Make no mistake, the upcoming European Union referendum is impacting business and there does appear to be an air of apprehension slowing down investment.
Over the past few months, NEPIC has attended several debates and discussions with business people, even organising one for Shadow Foreign Secretary, Hillary Benn, who spoke very eloquently about why the country should remain firmly in.
In my experience, within our sector and the wider North East region, the vast majority of business people also wish to remain in. This was also confirmed at the North East Business Awards where a completely uncontrolled vote from the successful local businesses voted by more than 70% to remain part of the European Union.
However, we have been more aware that many foreign-owned businesses have instructed their managers not to express an official opinion to their workers. To me this is a dangerous move as the hidden message seems to be that should the British public choose to leave, these investors – here because the UK is in the EU – would take their future Investment elsewhere.

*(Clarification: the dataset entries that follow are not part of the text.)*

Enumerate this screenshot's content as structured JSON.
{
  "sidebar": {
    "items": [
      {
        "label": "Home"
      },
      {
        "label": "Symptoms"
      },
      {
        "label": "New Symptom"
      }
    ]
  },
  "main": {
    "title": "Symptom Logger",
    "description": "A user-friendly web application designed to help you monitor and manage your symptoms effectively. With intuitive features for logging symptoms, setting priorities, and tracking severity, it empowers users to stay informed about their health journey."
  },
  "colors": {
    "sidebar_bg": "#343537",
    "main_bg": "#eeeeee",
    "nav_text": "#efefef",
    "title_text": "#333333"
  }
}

Furthermore, all businesses, large and small, see how European Union regulation impacts them but only exporters see the upside. The fact is 80 per cent of businesses do not export, so they do not personally experience the benefit.
In my opinion, however, these businesses need to be reminded that they sell locally into supply chains that are funded by exporting – with the European Union being significant contributor to the value they see in their local sales.
On behalf of NEPIC’s members I have tried to keep abreast of what some of our non-EU trading partners are saying about the “Brexit” situation.
A Financial Times poll of more than 100 economists taken in early 2016, showed that more than three-quarters of them thought “Brexit” would adversely affect the UK’s medium-term economic prospects. 9 times more than the 8 per cent who thought Britain’s economy would benefit. One of the ways that the UK economy would be affected is thought to be that investors, particularly those from abroad would be discouraged. The FT refers to a recent survey of 127 American owned companies published by British American Business supports this view. The surveyed US companies already employ 327,000 people here in Britain.
This article states that with $558bn invested in Britain US companies are the UKs biggest inward investors. More than 7,500 companies employ 1.2m people, making the US also one of Britain’s biggest employers. According to “British American Business” several investments are being lost due to the uncertainty caused by the “Brexit” debate.
Business leaders in India have also declared their hand, The Federation of Indian Chambers of Commerce and Industry (FICCI), India’s overall industry body, rarely comments on the affairs of foreign nations but has come out and warned that “Brexit” could harm investment by Indian businesses in the UK. This comes at a time when growing UK-India trade has been, in recent years, a priority for the Governments of both countries.
India is now the third-largest source of foreign direct investment into the UK, after France and the US, creating thousands of jobs and safeguarding many more. With more than 800 Indian owned businesses based here and have invested here because they regard the UK as their gateway to Europe.
These views from abroad have this week been reinforced by the Japanese Prime Minister who said that Japanese investment into Britain could fall if the country leaves the EU and ceases to be “a gateway” to Europe for Japanese companies.
When it comes to the Chemical Industry specifically, the U.K. chemical industry faces a “Brexit” threat to its European exports. The Chemical Industries Association’s CEO Steven Elliot stated last month that U.K. chemical companies £50 billion in annual exports may be threatened if Britain votes to leave the EU because long standing trade agreements will have to be redrawn. Germany is the UK industry’s most important market, he said. About 62 % of the Chemical Industries Association’s 93 member companies support remaining in the EU. The remaining 38 %indicated they haven’t taken a position on the matter. “It will be interesting to see where that 38 per cent figure will be the day before polling,” Elliott said. “I can’t think of a member company that’s not export dependent. It’s not small beer. Europe matters in a very pragmatic way for us.”
An independent study by Euler Hermes, a provider of trade insurance suggests “Brexit” would hit British Chemical Firms hardest , then those in the machinery and automotive sectors. The Institution of Chemical Engineers reported on this study in the “The Chemical Engineer” e-zine. It concluded that the loss of free trade agreements would result in a decline in exports of the order of £7 billion for the UKs chemical industry; this is 14% decline in the current exports from the chemical sector.
Within NEPIC, which is a chemistry based process industry cluster, and the biggest industrial sector in NE England which represents some 50% of the UK chemical industry and 30% of UK Pharmaceutical manufacturing; our Industry Leadership Team decided that that NEPIC as an organisation should not survey members, but where we can, pass on information related to outcomes for our sector. I have undertaken the task of keeping abreast of the debate and have passed on several reports. My personal perspective from this (ongoing) work the evidence and strength of opinion points towards a better economic future for the chemistry based industries by remaining in the European Union.